The sinister truth is that “school” takes advantage of both the sincere seekers who join and those who love these seekers; those who — in good faith — wish to support him or her. Those people see, feel and hear the damage without experiencing the magical seduction. When unschooled spouses express legitimate worry, loneliness, mistrust and anger, “school” waves its evolved hand, shooing them away as though they were annoying flies; it dismisses the spouse, the kids, the family as just life things. It commands, “YOUR AIM IS YOUR GOD”.
Over time “school’s” AIM via “third line of work” — i.e. recruiting newbies and more income for Sharon — becomes a community effort, and “school” tells its “students” that these efforts are necessary for their evolution. Nothing should get in the way of AIM, i.e. “God”, which translates into “school” as God; after all, our highly evolved efforts of funding Sharon’s retirement should not be overshadowed by our little families.

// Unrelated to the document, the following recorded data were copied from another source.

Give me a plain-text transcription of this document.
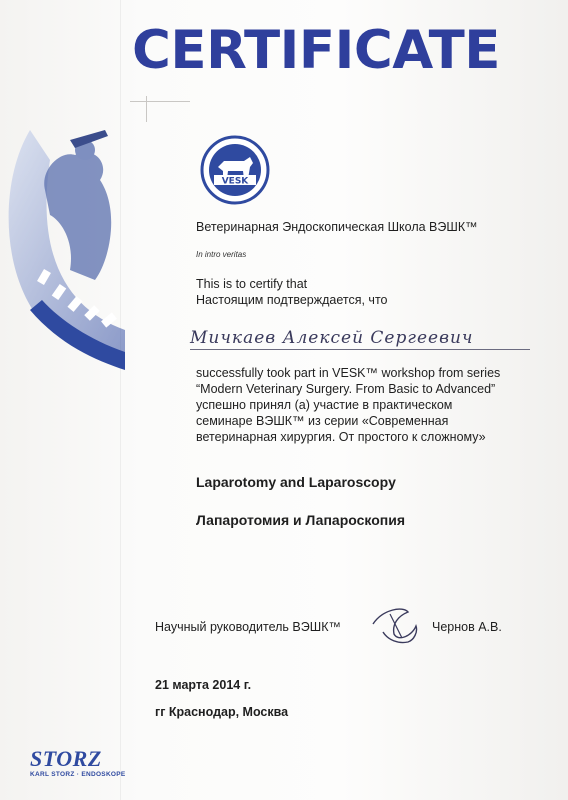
CERTIFICATE
VESK
Ветеринарная Эндоскопическая Школа ВЭШК™
In intro veritas
This is to certify that
Настоящим подтверждается, что
Мичкаев Алексей Сергеевич
successfully took part in VESK™ workshop from series
“Modern Veterinary Surgery. From Basic to Advanced”
успешно принял (а) участие в практическом
семинаре ВЭШК™ из серии «Современная
ветеринарная хирургия. От простого к сложному»
Laparotomy and Laparoscopy
Лапаротомия и Лапароскопия
Научный руководитель ВЭШК™	Чернов А.В.
21 марта 2014 г.
гг Краснодар, Москва
STORZ
KARL STORZ · ENDOSKOPE
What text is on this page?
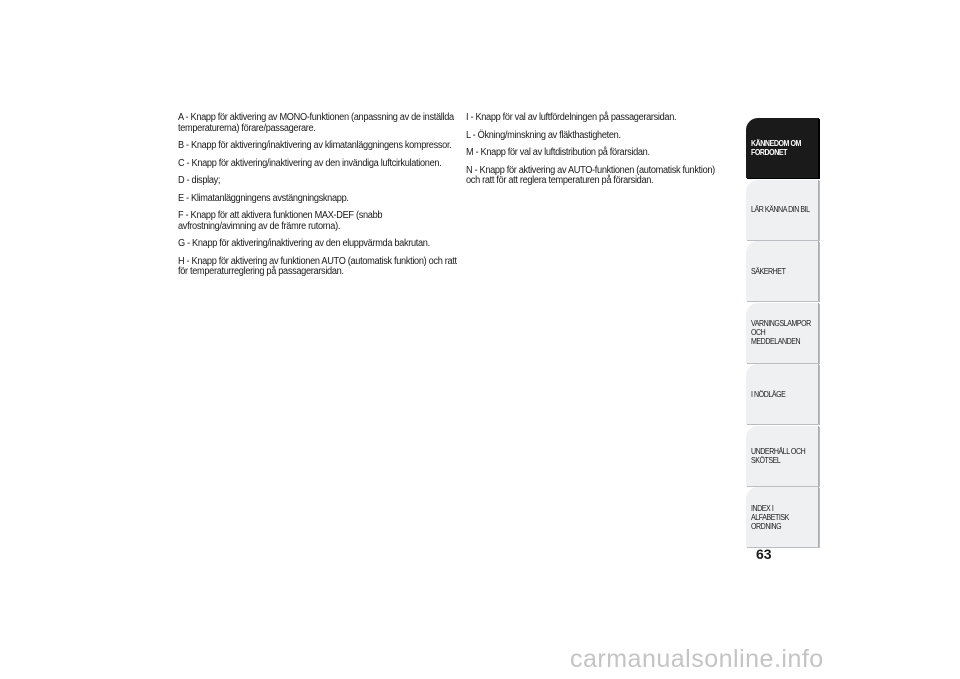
A - Knapp för aktivering av MONO-funktionen (anpassning av de inställda temperaturerna) förare/passagerare.

B - Knapp för aktivering/inaktivering av klimatanläggningens kompressor.

C - Knapp för aktivering/inaktivering av den invändiga luftcirkulationen.

D - display;

E - Klimatanläggningens avstängningsknapp.

F - Knapp för att aktivera funktionen MAX-DEF (snabb avfrostning/avimning av de främre rutorna).

G - Knapp för aktivering/inaktivering av den eluppvärmda bakrutan.

H - Knapp för aktivering av funktionen AUTO (automatisk funktion) och ratt för temperaturreglering på passagerarsidan.

I - Knapp för val av luftfördelningen på passagerarsidan.

L - Ökning/minskning av fläkthastigheten.

M - Knapp för val av luftdistribution på förarsidan.

N - Knapp för aktivering av AUTO-funktionen (automatisk funktion) och ratt för att reglera temperaturen på förarsidan.

KÄNNEDOM OM
FORDONET
LÄR KÄNNA DIN BIL
SÄKERHET
VARNINGSLAMPOR
OCH MEDDELANDEN
I NÖDLÄGE
UNDERHÅLL OCH
SKÖTSEL
INDEX I ALFABETISK
ORDNING
63
carmanualsonline.info
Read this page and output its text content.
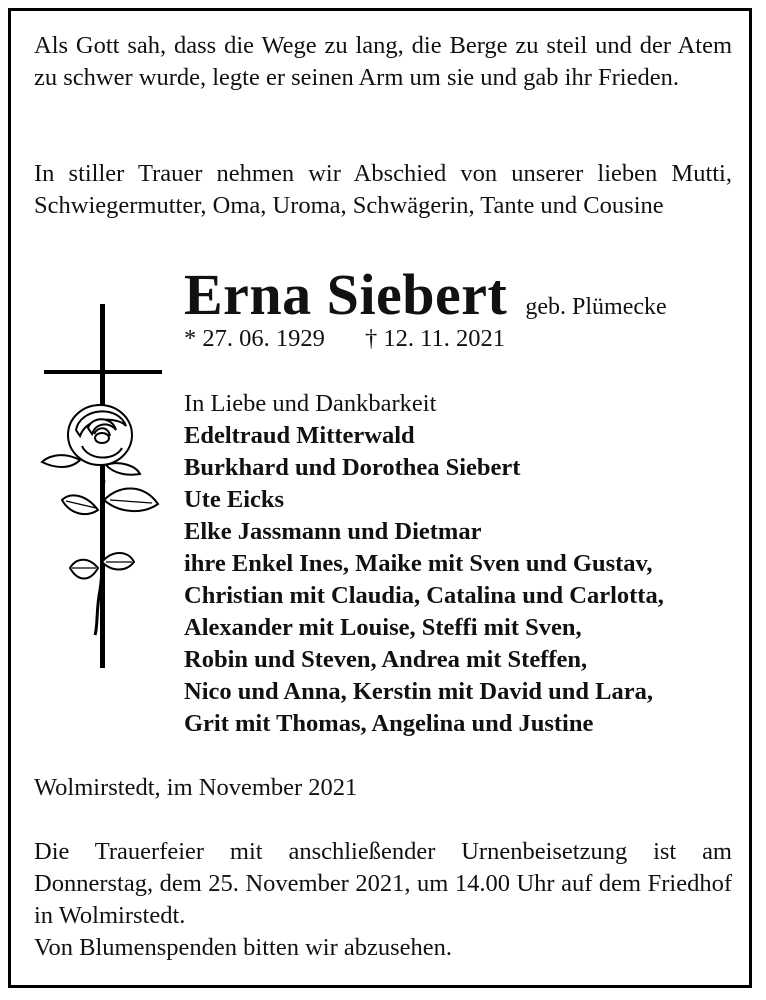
Als Gott sah, dass die Wege zu lang, die Berge zu steil und der Atem zu schwer wurde, legte er seinen Arm um sie und gab ihr Frieden.
In stiller Trauer nehmen wir Abschied von unserer lieben Mutti, Schwiegermutter, Oma, Uroma, Schwägerin, Tante und Cousine
Erna Siebert geb. Plümecke
* 27. 06. 1929 † 12. 11. 2021
In Liebe und Dankbarkeit
Edeltraud Mitterwald
Burkhard und Dorothea Siebert
Ute Eicks
Elke Jassmann und Dietmar
ihre Enkel Ines, Maike mit Sven und Gustav,
Christian mit Claudia, Catalina und Carlotta,
Alexander mit Louise, Steffi mit Sven,
Robin und Steven, Andrea mit Steffen,
Nico und Anna, Kerstin mit David und Lara,
Grit mit Thomas, Angelina und Justine
Wolmirstedt, im November 2021
Die Trauerfeier mit anschließender Urnenbeisetzung ist am Donnerstag, dem 25. November 2021, um 14.00 Uhr auf dem Friedhof in Wolmirstedt.
Von Blumenspenden bitten wir abzusehen.
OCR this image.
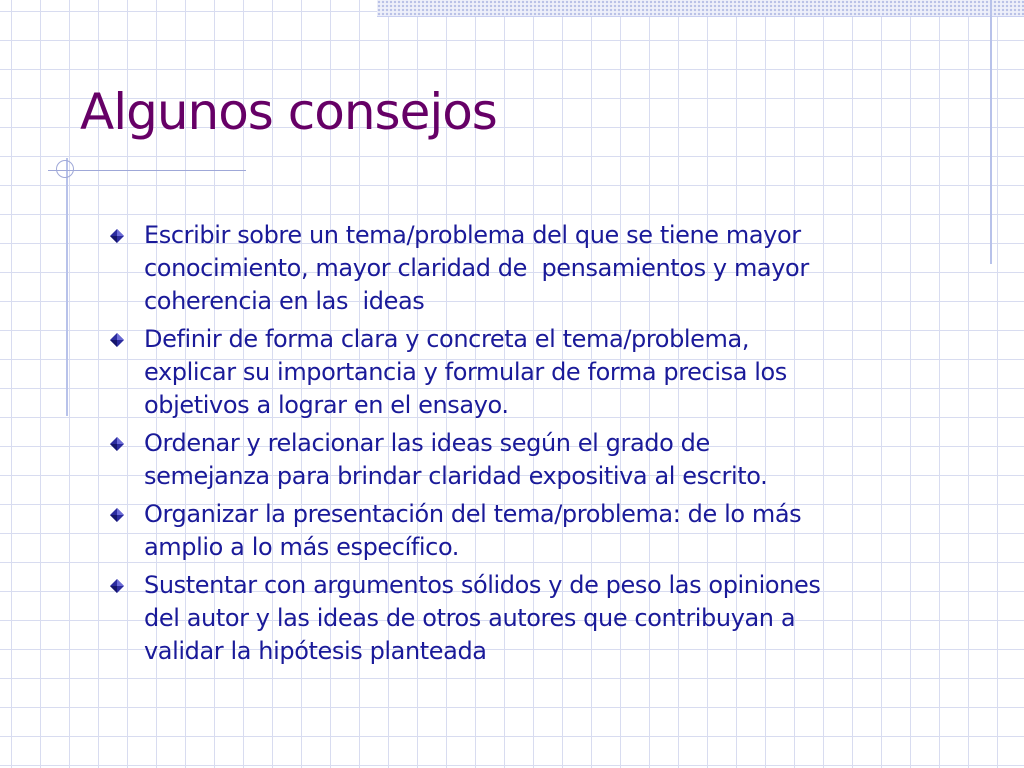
Algunos consejos
Escribir sobre un tema/problema del que se tiene mayor
conocimiento, mayor claridad de  pensamientos y mayor
coherencia en las  ideas
Definir de forma clara y concreta el tema/problema,
explicar su importancia y formular de forma precisa los
objetivos a lograr en el ensayo.
Ordenar y relacionar las ideas según el grado de
semejanza para brindar claridad expositiva al escrito.
Organizar la presentación del tema/problema: de lo más
amplio a lo más específico.
Sustentar con argumentos sólidos y de peso las opiniones
del autor y las ideas de otros autores que contribuyan a
validar la hipótesis planteada
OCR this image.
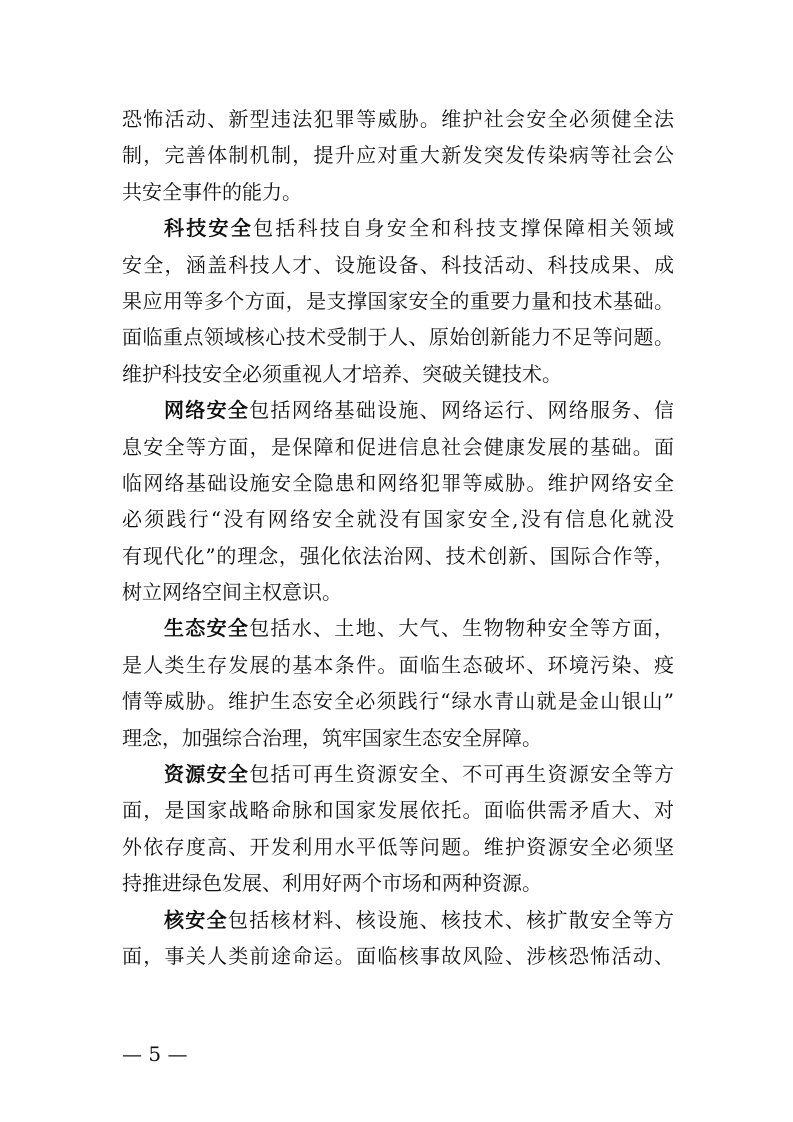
恐怖活动、新型违法犯罪等威胁。维护社会安全必须健全法
制，完善体制机制，提升应对重大新发突发传染病等社会公
共安全事件的能力。
科技安全包括科技自身安全和科技支撑保障相关领域
安全，涵盖科技人才、设施设备、科技活动、科技成果、成
果应用等多个方面，是支撑国家安全的重要力量和技术基础。
面临重点领域核心技术受制于人、原始创新能力不足等问题。
维护科技安全必须重视人才培养、突破关键技术。
网络安全包括网络基础设施、网络运行、网络服务、信
息安全等方面，是保障和促进信息社会健康发展的基础。面
临网络基础设施安全隐患和网络犯罪等威胁。维护网络安全
必须践行“没有网络安全就没有国家安全,没有信息化就没
有现代化”的理念，强化依法治网、技术创新、国际合作等，
树立网络空间主权意识。
生态安全包括水、土地、大气、生物物种安全等方面，
是人类生存发展的基本条件。面临生态破坏、环境污染、疫
情等威胁。维护生态安全必须践行“绿水青山就是金山银山”
理念，加强综合治理，筑牢国家生态安全屏障。
资源安全包括可再生资源安全、不可再生资源安全等方
面，是国家战略命脉和国家发展依托。面临供需矛盾大、对
外依存度高、开发利用水平低等问题。维护资源安全必须坚
持推进绿色发展、利用好两个市场和两种资源。
核安全包括核材料、核设施、核技术、核扩散安全等方
面，事关人类前途命运。面临核事故风险、涉核恐怖活动、
— 5 —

In an effort to end on a more hopeful note, I want to tell you, dear readers, that “school” alumni from the Alex Horn/Sharon Gans Theater of All Possibilities have contacted me recently. I’ve been learning quite a bit about the evolved institution’s rotting roots, which will be explored in future posts. One of those kindred spirits sent me a chapter from a book called “Tales for the Unborn Son of My Unborn Child – Berkeley in the Sixties“, written by Thomas Farber. The chapter describes Farber’s Alex Horn encounters and the following two paragraphs describe Farber’s post-cult conclusions, which are relevant and healing for current escapees and our unschooled spouses:
“In this period of transition I heard Alex’s voice over and over again: ‘You will wish you had never heard of this ‘Work’.’ And then I passed out of his reach, I rejoined the rhythms and melodies of the larger flow and hurried to have my share of the vanities, foibles, whims, conceits, caprices, hopes, dreams, illusions and insistent mortality of those who could live no other way.”
“No, nothing was for free. Yes, I would pay. But I would stay with the ground-lings, spared perhaps, perhaps not, from that overriding ambition which made such redoubtable prisoners of those who tried the Work. With a confidence born of ignorance I chose to make my own way. And, for so many reasons, some very good and some quite bad, I faced the old religious question and decided that we all, willy-nilly, have a soul, no matter what we try to do to it, and that there are many paths to the spirit immanent in us. I had begun to feel that it was the process of living that alone redeemed us.”
I love this conclusion and couldn’t agree with it more given my process of being seduced into and then bumbling out of “school”. I have come to believe that those of us who have “rejoined the rhythms and melodies of the larger flow” and chosen to make our own ways, will all, given time, pass out of “school’s” reach. If your relationship survived its “school” days, toast that as a testament to its strength and know that your love is likely to survive any number of challenges. Your souls are alive and kicking, no one can take them away, and the process of your lives weaving together into a “school”-free tapestry can redeem the past.